Un jour après l’investiture de Donald Trump à la présidence des États-Unis et deux jours après le début d’un cessez-le-feu tendu à Gaza, les forces israéliennes ont lancé une nouvelle guerre contre les Palestinien·nes, visant cette fois la Cisjordanie.
Des hommes, des femmes, des enfants, des jeunes et des personnes âgées, certains en fauteuil roulant, d’autres utilisant des déambulateurs, ont été contraints de quitter le camp de réfugiés de Jénine à pied parce que les troupes israéliennes, qui avaient encerclé le camp dans le but d’en extirper les militants, n’ont désigné qu’une seule route pour l’évacuation, une route que ses bulldozers militaires avaient précédemment détruite.
Les responsables israéliens affirment que les attaques contre la ville de Jénine et le camp de réfugiés adjacent, baptisées « Opération Mur de fer », visent à « vaincre le terrorisme dans la région ». L’opération est une escalade marquée à la fois en termes d’échelle et d’intensité par rapport aux attaques précédentes. Les avions de combat israéliens ont effectué des frappes aériennes, tuant au moins 25 personnes, tandis que les soldats ont fait sauter un quartier entier. Les routes à l’intérieur et à proximité du camp ont été défoncées, y compris celles menant à l’hôpital gouvernemental de Jénine, le seul établissement de santé publique de la région, et les réseaux d’eau, d’égouts et de télécommunications ont été endommagés.
Hassan Abu Sariyeh, un homme de 33 ans qui marche à l’aide de béquilles en raison d’une rupture du tendon d’Achille, était déterminé à rester dans la maison qu’il partageait avec sept autres membres de sa famille, ce qu’il avait déjà fait lors d’opérations militaires précédentes.
« Mais les drones sont arrivés », m’a-t-il raconté alors qu’il sortait lentement du camp. « L’un d’eux est resté en vol stationnaire près de la fenêtre et une voix en a émané, disant : “Quittez le camp, nous sommes sur le point de le faire exploser ». Nous sommes sur le point de le faire exploser. Dès que le message s’est terminé, nous avons entendu un grand boum sur le toit. Un autre drone avait lancé une bombe sonore. C’est à ce moment-là que nous avons décidé de partir ».
En quatre jours, le camp s’est pratiquement vidé de ses 20 000 résident·es.
Depuis le début de l’année, les forces israéliennes ont tué 70 Palestinien·nes, dont huit enfants, en Cisjordanie, selon le ministère palestinien de la Santé.

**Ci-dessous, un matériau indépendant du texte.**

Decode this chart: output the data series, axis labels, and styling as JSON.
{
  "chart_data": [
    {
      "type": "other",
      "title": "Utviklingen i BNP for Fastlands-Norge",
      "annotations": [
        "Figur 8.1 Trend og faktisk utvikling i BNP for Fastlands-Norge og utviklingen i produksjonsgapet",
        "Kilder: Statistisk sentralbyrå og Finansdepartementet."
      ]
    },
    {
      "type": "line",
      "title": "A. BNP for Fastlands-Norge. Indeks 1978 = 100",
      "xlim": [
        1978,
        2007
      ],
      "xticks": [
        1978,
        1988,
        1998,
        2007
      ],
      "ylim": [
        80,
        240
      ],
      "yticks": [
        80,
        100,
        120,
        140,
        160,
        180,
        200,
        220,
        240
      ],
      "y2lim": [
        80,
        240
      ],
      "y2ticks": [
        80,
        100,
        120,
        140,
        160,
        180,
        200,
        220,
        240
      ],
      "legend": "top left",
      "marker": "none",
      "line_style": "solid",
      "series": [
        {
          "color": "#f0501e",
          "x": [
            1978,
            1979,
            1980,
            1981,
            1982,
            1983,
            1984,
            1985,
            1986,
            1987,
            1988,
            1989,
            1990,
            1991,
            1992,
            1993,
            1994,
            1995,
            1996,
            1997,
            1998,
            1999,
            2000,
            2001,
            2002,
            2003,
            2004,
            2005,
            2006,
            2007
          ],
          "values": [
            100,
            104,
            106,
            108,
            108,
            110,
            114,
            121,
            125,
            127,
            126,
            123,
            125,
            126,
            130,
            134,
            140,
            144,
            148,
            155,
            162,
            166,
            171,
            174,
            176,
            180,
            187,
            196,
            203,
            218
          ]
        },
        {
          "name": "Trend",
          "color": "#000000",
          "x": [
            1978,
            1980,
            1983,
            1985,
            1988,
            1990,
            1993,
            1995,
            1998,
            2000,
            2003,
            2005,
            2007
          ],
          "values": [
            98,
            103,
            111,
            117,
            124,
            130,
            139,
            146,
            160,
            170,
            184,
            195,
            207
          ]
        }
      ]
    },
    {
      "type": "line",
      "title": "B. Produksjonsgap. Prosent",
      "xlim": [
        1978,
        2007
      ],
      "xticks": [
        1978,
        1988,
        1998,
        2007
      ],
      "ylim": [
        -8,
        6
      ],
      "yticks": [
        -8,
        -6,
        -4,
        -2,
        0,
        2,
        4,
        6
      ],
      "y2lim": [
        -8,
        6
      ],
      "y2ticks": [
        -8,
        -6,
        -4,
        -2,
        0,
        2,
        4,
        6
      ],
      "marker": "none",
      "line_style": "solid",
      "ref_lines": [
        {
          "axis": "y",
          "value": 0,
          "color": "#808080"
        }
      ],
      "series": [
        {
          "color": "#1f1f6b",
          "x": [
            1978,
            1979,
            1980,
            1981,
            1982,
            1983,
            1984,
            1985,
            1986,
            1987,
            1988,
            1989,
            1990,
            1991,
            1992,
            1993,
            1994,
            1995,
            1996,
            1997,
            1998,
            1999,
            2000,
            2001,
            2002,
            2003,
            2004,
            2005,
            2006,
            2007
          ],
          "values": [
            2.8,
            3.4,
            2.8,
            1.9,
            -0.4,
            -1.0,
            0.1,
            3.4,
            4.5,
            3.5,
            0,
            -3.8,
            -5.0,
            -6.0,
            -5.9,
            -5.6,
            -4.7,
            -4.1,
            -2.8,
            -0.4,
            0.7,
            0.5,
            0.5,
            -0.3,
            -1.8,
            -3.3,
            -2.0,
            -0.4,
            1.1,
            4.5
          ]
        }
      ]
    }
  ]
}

Parmi eux, 38 Palestinien·nes ont été tué·es dans la seule région de Jénine, en utilisant des tactiques que certains jugent étrangement similaires à celles déployées à Gaza.

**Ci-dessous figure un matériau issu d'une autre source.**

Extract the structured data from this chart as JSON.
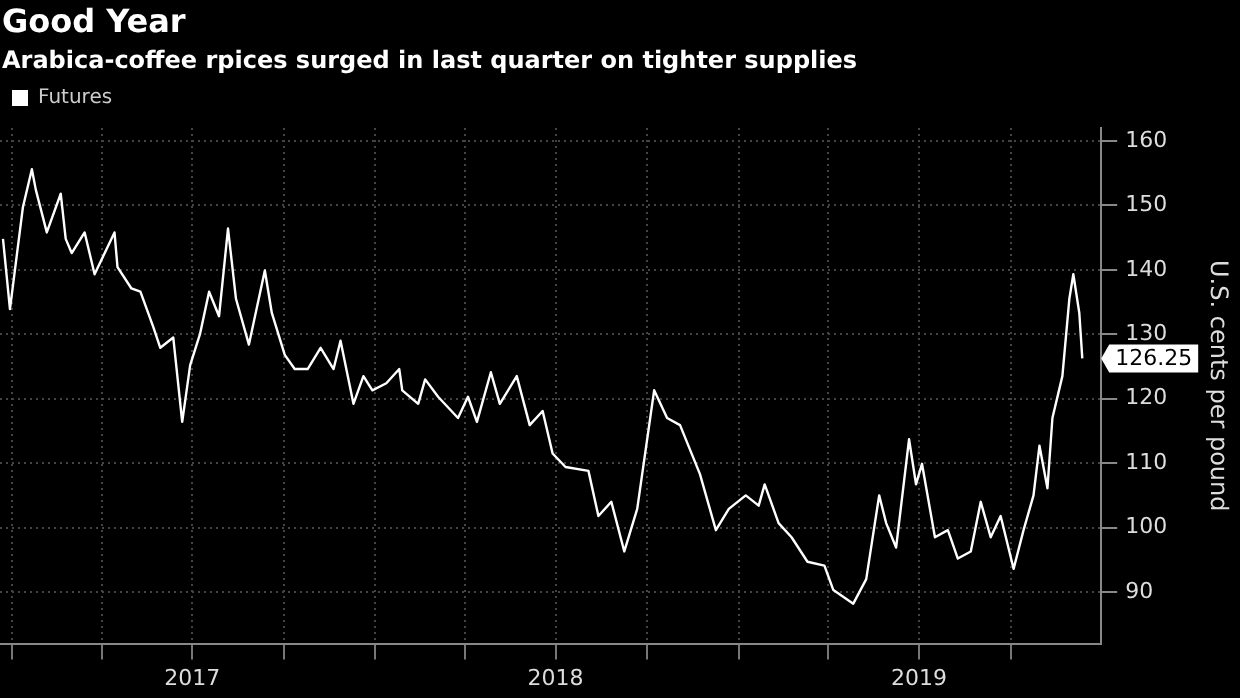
{
  "chart_data": {
    "type": "line",
    "title": "Good Year",
    "subtitle": "Arabica-coffee rpices surged in last quarter on tighter supplies",
    "ylabel": "U.S. cents per pound",
    "legend": "top left",
    "grid": true,
    "marker": "none",
    "line_style": "solid",
    "xlim": [
      "2016-12-20",
      "2019-12-31"
    ],
    "ylim": [
      82,
      162
    ],
    "xticks": [
      {
        "value": "2017-01-01",
        "label": null
      },
      {
        "value": "2017-04-01",
        "label": null
      },
      {
        "value": "2017-07-01",
        "label": "2017"
      },
      {
        "value": "2017-10-01",
        "label": null
      },
      {
        "value": "2018-01-01",
        "label": null
      },
      {
        "value": "2018-04-01",
        "label": null
      },
      {
        "value": "2018-07-01",
        "label": "2018"
      },
      {
        "value": "2018-10-01",
        "label": null
      },
      {
        "value": "2019-01-01",
        "label": null
      },
      {
        "value": "2019-04-01",
        "label": null
      },
      {
        "value": "2019-07-01",
        "label": "2019"
      },
      {
        "value": "2019-10-01",
        "label": null
      }
    ],
    "yticks": [
      90,
      100,
      110,
      120,
      130,
      140,
      150,
      160
    ],
    "annotations": [
      {
        "text": "126.25",
        "x": "2019-12-12",
        "y": 126.25
      }
    ],
    "series": [
      {
        "name": "Futures",
        "color": "#ffffff",
        "x": [
          "2016-12-23",
          "2016-12-30",
          "2017-01-12",
          "2017-01-21",
          "2017-01-25",
          "2017-02-05",
          "2017-02-19",
          "2017-02-24",
          "2017-03-02",
          "2017-03-15",
          "2017-03-25",
          "2017-04-14",
          "2017-04-17",
          "2017-05-01",
          "2017-05-10",
          "2017-05-23",
          "2017-05-30",
          "2017-06-12",
          "2017-06-21",
          "2017-06-29",
          "2017-07-09",
          "2017-07-18",
          "2017-07-28",
          "2017-08-06",
          "2017-08-14",
          "2017-08-27",
          "2017-09-12",
          "2017-09-19",
          "2017-10-02",
          "2017-10-12",
          "2017-10-25",
          "2017-11-07",
          "2017-11-20",
          "2017-11-27",
          "2017-12-10",
          "2017-12-20",
          "2017-12-29",
          "2018-01-12",
          "2018-01-25",
          "2018-01-28",
          "2018-02-13",
          "2018-02-20",
          "2018-03-05",
          "2018-03-25",
          "2018-04-04",
          "2018-04-13",
          "2018-04-27",
          "2018-05-06",
          "2018-05-23",
          "2018-06-05",
          "2018-06-18",
          "2018-06-28",
          "2018-07-11",
          "2018-08-03",
          "2018-08-13",
          "2018-08-26",
          "2018-09-08",
          "2018-09-21",
          "2018-10-08",
          "2018-10-21",
          "2018-11-03",
          "2018-11-23",
          "2018-12-09",
          "2018-12-22",
          "2019-01-08",
          "2019-01-21",
          "2019-01-27",
          "2019-02-10",
          "2019-02-23",
          "2019-03-11",
          "2019-03-28",
          "2019-04-06",
          "2019-04-26",
          "2019-05-09",
          "2019-05-22",
          "2019-05-29",
          "2019-06-08",
          "2019-06-21",
          "2019-06-28",
          "2019-07-04",
          "2019-07-17",
          "2019-07-30",
          "2019-08-09",
          "2019-08-22",
          "2019-09-01",
          "2019-09-11",
          "2019-09-21",
          "2019-10-04",
          "2019-10-14",
          "2019-10-24",
          "2019-10-30",
          "2019-11-07",
          "2019-11-12",
          "2019-11-22",
          "2019-11-29",
          "2019-12-03",
          "2019-12-09",
          "2019-12-12"
        ],
        "values": [
          144.8,
          133.9,
          149.7,
          155.6,
          152.4,
          145.8,
          151.8,
          144.8,
          142.6,
          145.8,
          139.3,
          145.8,
          140.4,
          137.1,
          136.6,
          131.1,
          127.9,
          129.5,
          116.4,
          125.2,
          130.1,
          136.6,
          132.8,
          146.4,
          135.5,
          128.4,
          139.9,
          133.3,
          126.8,
          124.6,
          124.6,
          127.9,
          124.6,
          129,
          119.2,
          123.5,
          121.3,
          122.4,
          124.6,
          121.3,
          119.2,
          123,
          120.3,
          117,
          120.3,
          116.4,
          124.1,
          119.2,
          123.5,
          115.9,
          118.1,
          111.5,
          109.4,
          108.8,
          101.8,
          104,
          96.3,
          102.9,
          121.3,
          117,
          115.9,
          108.3,
          99.6,
          102.9,
          105,
          103.4,
          106.7,
          100.7,
          98.5,
          94.7,
          94.1,
          90.3,
          88.2,
          92,
          105,
          100.7,
          96.9,
          113.7,
          106.7,
          109.9,
          98.5,
          99.6,
          95.2,
          96.3,
          104,
          98.5,
          101.8,
          93.6,
          99.6,
          105,
          112.7,
          106.1,
          117,
          123.5,
          135.5,
          139.3,
          133.3,
          126.25
        ]
      }
    ]
  }
}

« On a eu l’impression que les mêmes scènes de Gaza se déroulaient en Cisjordanie, en particulier la fermeture et le siège imposés aux hôpitaux, l’interdiction d’entrer et de sortir de l’établissement et les attaques contre le personnel médical », a déclaré le Dr Wissam Baker, directeur de l’hôpital gouvernemental de Jénine.
Le Dr Baker a déclaré qu’au début de l’opération israélienne, l’hôpital, qui dessert une population de 370 000 habitant·es, était assiégé et que toutes les routes y menant étaient fermées. « Cinq médecins ont été blessés et le personnel, les patients et les visiteurs ont été empêchés de quitter l’hôpital. Ce n’est qu’après d’intenses discussions avec la Croix-Rouge et d’autres organisations humanitaires qu’ils ont été autorisés à partir », a-t-il déclaré.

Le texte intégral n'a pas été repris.